Der Menschheit grösster Führer
TAUSENDE von Jahren sind die Menschen auf der Suche nach Befreiung menschlichen Führern gefolgt. Jehova Gott schlug den Ton wirklicher Befreiung in Eden an. Nachdem die Menschheit in Sünde und Tod verfiel, wies Gott auf einen Samen hin, der aus dem Schosse seiner Organisation hervorkommen und Gerechtigkeit, Friede und Leben wiederherstellen soll. (1. Mose 3:15) Mittlerweile haben Politik, Militarismus und Wissenschaft die Welt mit Kämpfern und Helden erfüllt, denen zur Zeit, da sie lebten, zugejubelt und deren Andenken nach ihrem Tode jedes Jahr an ihrem Jahrestage gefeiert wurde.

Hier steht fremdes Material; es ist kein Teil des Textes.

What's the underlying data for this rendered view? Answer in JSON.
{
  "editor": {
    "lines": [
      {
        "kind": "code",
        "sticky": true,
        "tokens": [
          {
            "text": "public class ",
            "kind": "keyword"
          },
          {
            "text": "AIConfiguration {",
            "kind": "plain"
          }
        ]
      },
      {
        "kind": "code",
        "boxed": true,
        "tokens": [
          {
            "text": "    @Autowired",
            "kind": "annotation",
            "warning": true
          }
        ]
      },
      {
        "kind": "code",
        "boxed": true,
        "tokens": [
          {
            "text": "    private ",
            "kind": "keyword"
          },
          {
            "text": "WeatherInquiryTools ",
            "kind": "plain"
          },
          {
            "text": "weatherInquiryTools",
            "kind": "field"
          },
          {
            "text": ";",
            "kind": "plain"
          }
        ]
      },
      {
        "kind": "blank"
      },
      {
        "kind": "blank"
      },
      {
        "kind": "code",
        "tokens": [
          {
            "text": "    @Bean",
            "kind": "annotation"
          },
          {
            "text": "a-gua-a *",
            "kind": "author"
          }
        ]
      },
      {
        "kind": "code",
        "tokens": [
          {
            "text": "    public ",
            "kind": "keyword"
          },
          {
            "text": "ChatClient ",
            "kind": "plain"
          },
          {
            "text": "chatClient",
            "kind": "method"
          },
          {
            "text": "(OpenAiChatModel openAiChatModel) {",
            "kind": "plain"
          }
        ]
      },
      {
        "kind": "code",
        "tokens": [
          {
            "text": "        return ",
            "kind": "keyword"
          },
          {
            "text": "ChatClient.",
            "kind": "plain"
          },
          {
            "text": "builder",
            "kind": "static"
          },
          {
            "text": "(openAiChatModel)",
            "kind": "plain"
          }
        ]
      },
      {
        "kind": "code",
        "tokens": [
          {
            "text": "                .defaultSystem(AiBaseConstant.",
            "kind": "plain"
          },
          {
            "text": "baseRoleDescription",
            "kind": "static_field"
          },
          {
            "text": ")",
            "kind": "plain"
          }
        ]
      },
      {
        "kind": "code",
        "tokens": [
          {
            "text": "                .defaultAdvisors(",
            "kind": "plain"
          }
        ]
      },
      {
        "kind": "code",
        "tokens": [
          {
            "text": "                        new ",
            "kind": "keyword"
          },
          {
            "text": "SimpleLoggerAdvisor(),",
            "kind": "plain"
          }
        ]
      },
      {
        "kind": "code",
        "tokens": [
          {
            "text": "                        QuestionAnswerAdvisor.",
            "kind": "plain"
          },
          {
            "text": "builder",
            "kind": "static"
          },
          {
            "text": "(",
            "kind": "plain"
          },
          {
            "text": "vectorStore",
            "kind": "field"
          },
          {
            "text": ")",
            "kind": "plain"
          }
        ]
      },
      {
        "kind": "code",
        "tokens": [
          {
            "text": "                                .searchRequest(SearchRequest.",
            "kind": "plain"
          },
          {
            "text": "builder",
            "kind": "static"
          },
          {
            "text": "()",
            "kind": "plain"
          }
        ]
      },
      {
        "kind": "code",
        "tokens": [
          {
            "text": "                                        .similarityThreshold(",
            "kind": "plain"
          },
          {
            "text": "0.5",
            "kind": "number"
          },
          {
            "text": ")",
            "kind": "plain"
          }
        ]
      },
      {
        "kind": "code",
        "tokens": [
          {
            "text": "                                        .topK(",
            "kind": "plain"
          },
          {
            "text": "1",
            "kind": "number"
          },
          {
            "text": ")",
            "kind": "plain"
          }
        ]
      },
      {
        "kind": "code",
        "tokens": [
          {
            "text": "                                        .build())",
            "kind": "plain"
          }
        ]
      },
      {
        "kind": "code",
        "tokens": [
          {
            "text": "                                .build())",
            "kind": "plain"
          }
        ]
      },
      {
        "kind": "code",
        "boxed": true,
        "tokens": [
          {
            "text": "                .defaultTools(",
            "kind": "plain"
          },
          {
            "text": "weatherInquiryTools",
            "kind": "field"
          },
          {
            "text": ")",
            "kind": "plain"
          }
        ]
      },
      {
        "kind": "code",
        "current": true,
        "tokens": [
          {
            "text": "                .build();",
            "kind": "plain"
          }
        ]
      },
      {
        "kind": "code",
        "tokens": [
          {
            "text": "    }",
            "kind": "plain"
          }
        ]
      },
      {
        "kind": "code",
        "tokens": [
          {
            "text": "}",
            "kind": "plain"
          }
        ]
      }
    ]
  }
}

Doch trotz all dem Ruhm, welchen Menschen ihren grossen Männern zollen, bleibt die biblische Regel bestehen: „Vertrauet nicht auf Fürsten [grosse Männer, Mo], auf einen Menschensohn, bei welchem keine Rettung ist! Sein Geist geht aus, er kehrt wieder zu seiner Erde: an selbigem Tage gehen seine Pläne zu Grunde.“ — Ps. 146:3, 4.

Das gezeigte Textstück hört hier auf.